Trois lettres qui ont suscité tout l’intérêt… outre-Atlantique !

En juillet 2023, un maçon découvre trois lettres, avec leurs enveloppes, dans le plafond du moulin d’Ormoy-la-Rivière, en Essonne. Postées d’Annville, en Pennsylvanie, adressées à Oscar S. Light Jr, elles sont datées d’août et octobre 1944. Indices : cette découverte s’accompagnait de celles d’un masque à gaz et de rations de l’armée américaine. De toute évidence, cela concernait un soldat de l’armée américaine. Une année s’écoule avant que cet ouvrier ne fasse don de ces lettres au musée loirétain dédié à cette période. Car Ormoy-la-Rivière est à un saut de puce de Malesherbes, et donc du Loiret ! 80 ans plus tard, l’équipe du musée de Lorris s’est mise en quête du destinataire de ces lettres, ou de ses descendants. Quand on sait l’intérêt que suscite cette période outre-Atlantique, la démarche n’avait rien de hasardeux. Et elle porta ses fruits : l’équipe du musée est désormais en lien avec Barbara Light Lacy, fille d’Oscar S. Light Jr ; petite-fille d’Oscar et Anna Light, auteurs des courriers. On ne saura pas s’il a été lu ou non par Oscar Jr, décédé en 1968, à l’âge de 42 ans. À présent que The Annville mystery est dissipé, que the mysterious French connexion est établie (selon les termes utilisés à Annville), le musée se prépare à l’éventuelle venue de Barbara, sur les traces de son père.

De l’artisanat, pour résister

À côté des trois lettres — actuelles vedettes — de menus objets sont également disposés, dans l’attente que l’on s’intéresse à eux. Que seraient-ils devenus, si petits, si discrets, sans le recours d’un musée pour les situer dans leur histoire ? Ces petits chaussons, de la taille d’un ongle, et ce minuscule chapeau ont été fabriqués clandestinement par Gabrielle Harry, résistante, avec de petits bouts de carton et de tissus qu’elle détournait au cours de sa déportation dans l‘arbeitskommando (camps de travail forcé)  de Belzig, qui dépendait de Ravensbrück. Ce qui paraît anodin, à nos yeux d’Occidentaux contemporains, lui aurait valu une sévère correction si elle avait été prise sur le fait. Elle confectionnait ces menus objets en pensant à sa fille, qui avait échappé à l’arrestation. Réalisée dans le secret et le dénuement, dans ce camp où son identité se résumait à un matricule, cette activité représentait une résistance morale, face à la déshumanisation.

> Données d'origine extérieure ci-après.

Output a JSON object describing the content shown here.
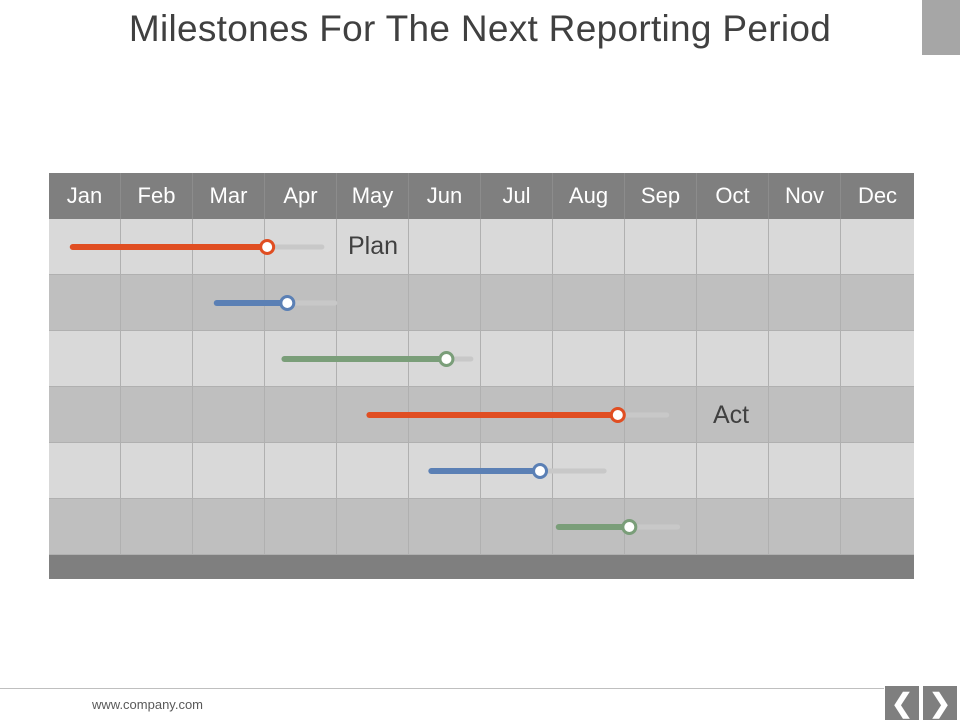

Les téléphones de campagne, dans leurs valises de bakélite – Photo Izabel Tognarelli

Un inventaire à la Prévert

Ces deux réserves, la plus grande pour les objets, la petite pour les tissus et papiers, représentent 60 m² de stockage, situés dans les combles et aménagés au cours du chantier de rénovation énergétique du musée. Ces travaux furent l’occasion d’utiliser un espace jusque-là inaccessible, afin d’en faire des réserves, avec une isolation, un degré d’hygrométrie contrôlé et des températures les plus stables possibles.

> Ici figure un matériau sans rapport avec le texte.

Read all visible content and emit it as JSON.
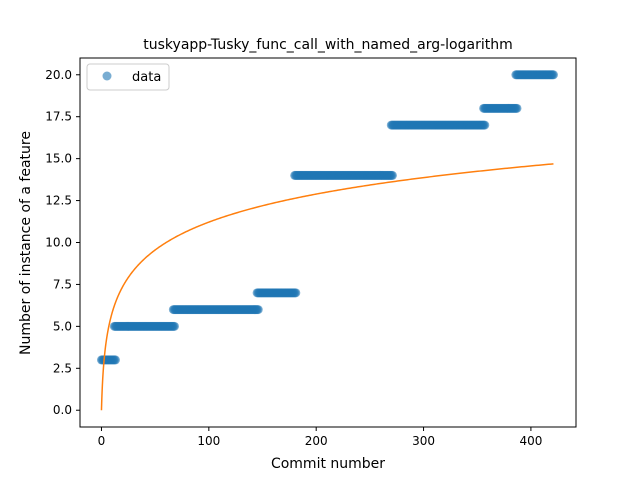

Machine à écrire, valises radio, téléphone de campagne, tout est rangé et classé par matériaux : bois, métal, cuir, caoutchouc  ; chacun demandant certaines conditions de conservation. Le classement se fait selon un modèle anglo-saxon qui utilise des appellations plutôt que des numéros : les dyslexiques numériques sont plus nombreux qu’on ne le pense !

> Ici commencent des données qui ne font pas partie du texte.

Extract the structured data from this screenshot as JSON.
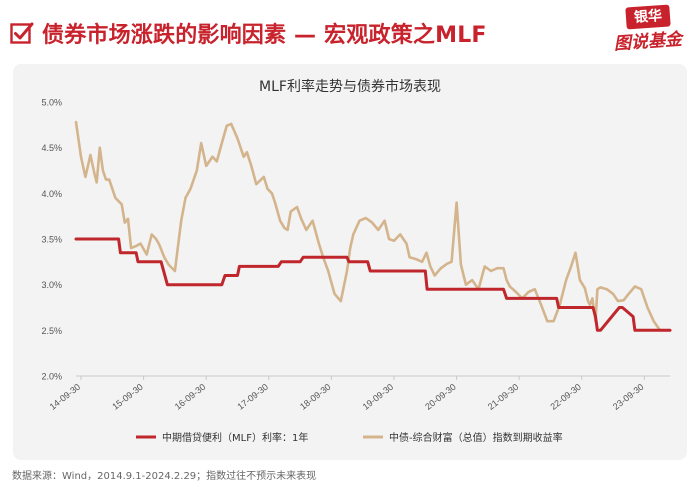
{
  "header": {
    "title": "债券市场涨跌的影响因素 — 宏观政策之MLF",
    "logo_top": "银华",
    "logo_bottom": "图说基金"
  },
  "colors": {
    "accent": "#C8232C",
    "mlf_line": "#C0272D",
    "yield_line": "#D4B48C",
    "panel": "#f3f3f3"
  },
  "chart_data": {
    "type": "line",
    "title": "MLF利率走势与债券市场表现",
    "x_ticks": [
      "14-09-30",
      "15-09-30",
      "16-09-30",
      "17-09-30",
      "18-09-30",
      "19-09-30",
      "20-09-30",
      "21-09-30",
      "22-09-30",
      "23-09-30"
    ],
    "y_ticks": [
      "2.0%",
      "2.5%",
      "3.0%",
      "3.5%",
      "4.0%",
      "4.5%",
      "5.0%"
    ],
    "ylim": [
      2.0,
      5.0
    ],
    "xlim": [
      2014.67,
      2024.16
    ],
    "grid": false,
    "legend_position": "bottom",
    "series": [
      {
        "name": "中期借贷便利（MLF）利率：1年",
        "x": [
          2014.67,
          2015.1,
          2015.13,
          2015.35,
          2015.38,
          2015.5,
          2015.53,
          2015.63,
          2015.66,
          2016.0,
          2016.03,
          2016.13,
          2016.16,
          2017.0,
          2017.05,
          2017.25,
          2017.28,
          2017.9,
          2017.95,
          2018.25,
          2018.3,
          2019.0,
          2019.03,
          2019.33,
          2019.37,
          2019.6,
          2019.63,
          2020.25,
          2020.28,
          2020.55,
          2020.6,
          2021.0,
          2021.03,
          2021.5,
          2021.55,
          2022.35,
          2022.38,
          2022.55,
          2022.6,
          2022.93,
          2022.97,
          2023.0,
          2023.05,
          2023.35,
          2023.4,
          2023.57,
          2023.6,
          2024.16
        ],
        "y": [
          3.5,
          3.5,
          3.5,
          3.5,
          3.35,
          3.35,
          3.35,
          3.35,
          3.25,
          3.25,
          3.25,
          3.0,
          3.0,
          3.0,
          3.1,
          3.1,
          3.2,
          3.2,
          3.25,
          3.25,
          3.3,
          3.3,
          3.25,
          3.25,
          3.15,
          3.15,
          3.15,
          3.15,
          2.95,
          2.95,
          2.95,
          2.95,
          2.95,
          2.95,
          2.85,
          2.85,
          2.75,
          2.75,
          2.75,
          2.75,
          2.65,
          2.5,
          2.5,
          2.75,
          2.75,
          2.65,
          2.5,
          2.5
        ]
      },
      {
        "name": "中债-综合财富（总值）指数到期收益率",
        "x": [
          2014.67,
          2014.75,
          2014.82,
          2014.9,
          2014.97,
          2015.0,
          2015.05,
          2015.1,
          2015.15,
          2015.2,
          2015.3,
          2015.4,
          2015.45,
          2015.5,
          2015.55,
          2015.62,
          2015.7,
          2015.8,
          2015.88,
          2015.95,
          2016.0,
          2016.08,
          2016.15,
          2016.25,
          2016.35,
          2016.42,
          2016.5,
          2016.6,
          2016.67,
          2016.75,
          2016.85,
          2016.92,
          2017.0,
          2017.08,
          2017.15,
          2017.25,
          2017.35,
          2017.4,
          2017.47,
          2017.55,
          2017.67,
          2017.73,
          2017.8,
          2017.85,
          2017.93,
          2018.0,
          2018.05,
          2018.1,
          2018.2,
          2018.27,
          2018.35,
          2018.45,
          2018.55,
          2018.62,
          2018.7,
          2018.8,
          2018.9,
          2019.0,
          2019.05,
          2019.1,
          2019.2,
          2019.3,
          2019.4,
          2019.5,
          2019.6,
          2019.67,
          2019.75,
          2019.85,
          2019.95,
          2020.0,
          2020.1,
          2020.2,
          2020.27,
          2020.33,
          2020.4,
          2020.5,
          2020.6,
          2020.67,
          2020.75,
          2020.82,
          2020.9,
          2021.0,
          2021.1,
          2021.2,
          2021.3,
          2021.4,
          2021.5,
          2021.55,
          2021.6,
          2021.7,
          2021.8,
          2021.9,
          2022.0,
          2022.1,
          2022.2,
          2022.3,
          2022.4,
          2022.5,
          2022.58,
          2022.65,
          2022.72,
          2022.8,
          2022.85,
          2022.88,
          2022.92,
          2022.97,
          2023.0,
          2023.05,
          2023.15,
          2023.25,
          2023.33,
          2023.42,
          2023.5,
          2023.6,
          2023.7,
          2023.8,
          2023.9,
          2024.0,
          2024.08,
          2024.16
        ],
        "y": [
          4.78,
          4.4,
          4.18,
          4.42,
          4.2,
          4.12,
          4.5,
          4.25,
          4.15,
          4.15,
          3.95,
          3.88,
          3.68,
          3.72,
          3.4,
          3.42,
          3.45,
          3.33,
          3.55,
          3.5,
          3.44,
          3.3,
          3.22,
          3.15,
          3.7,
          3.95,
          4.05,
          4.25,
          4.55,
          4.3,
          4.4,
          4.35,
          4.55,
          4.74,
          4.76,
          4.6,
          4.4,
          4.45,
          4.3,
          4.1,
          4.18,
          4.05,
          4.0,
          3.9,
          3.7,
          3.62,
          3.6,
          3.8,
          3.85,
          3.72,
          3.6,
          3.7,
          3.45,
          3.3,
          3.15,
          2.9,
          2.82,
          3.15,
          3.4,
          3.55,
          3.7,
          3.73,
          3.68,
          3.6,
          3.7,
          3.5,
          3.48,
          3.55,
          3.45,
          3.3,
          3.28,
          3.25,
          3.35,
          3.2,
          3.1,
          3.18,
          3.23,
          3.25,
          3.9,
          3.22,
          3.0,
          3.05,
          2.95,
          3.2,
          3.15,
          3.18,
          3.18,
          3.05,
          2.98,
          2.92,
          2.85,
          2.92,
          2.95,
          2.78,
          2.6,
          2.6,
          2.78,
          3.05,
          3.2,
          3.35,
          3.05,
          2.96,
          2.82,
          2.78,
          2.85,
          2.6,
          2.95,
          2.97,
          2.95,
          2.9,
          2.82,
          2.83,
          2.9,
          2.98,
          2.95,
          2.75,
          2.6,
          2.5,
          2.5,
          2.5
        ]
      }
    ]
  },
  "source_note": "数据来源：Wind，2014.9.1-2024.2.29；指数过往不预示未来表现"
}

Les objets de petite taille sont conservés dans des compartiments, sur des tissus molletonnés comme autant de petits lits. On trouve ainsi un cadenas qui fermait un conteneur ; un briquet fabriqué dans le laiton d’un obus ; une bague issue du métal d’une arme ; des dogtags (plaques d’identité militaire), etc. Le regard est accroché par un de ces criquets du Débarquement (le musée de Lorris n’en possède qu’un seul !) rendu célèbre par « Le Jour le plus long », mais aussi, pour certains, par la fréquentation du bocage normand, au début du mois de juin.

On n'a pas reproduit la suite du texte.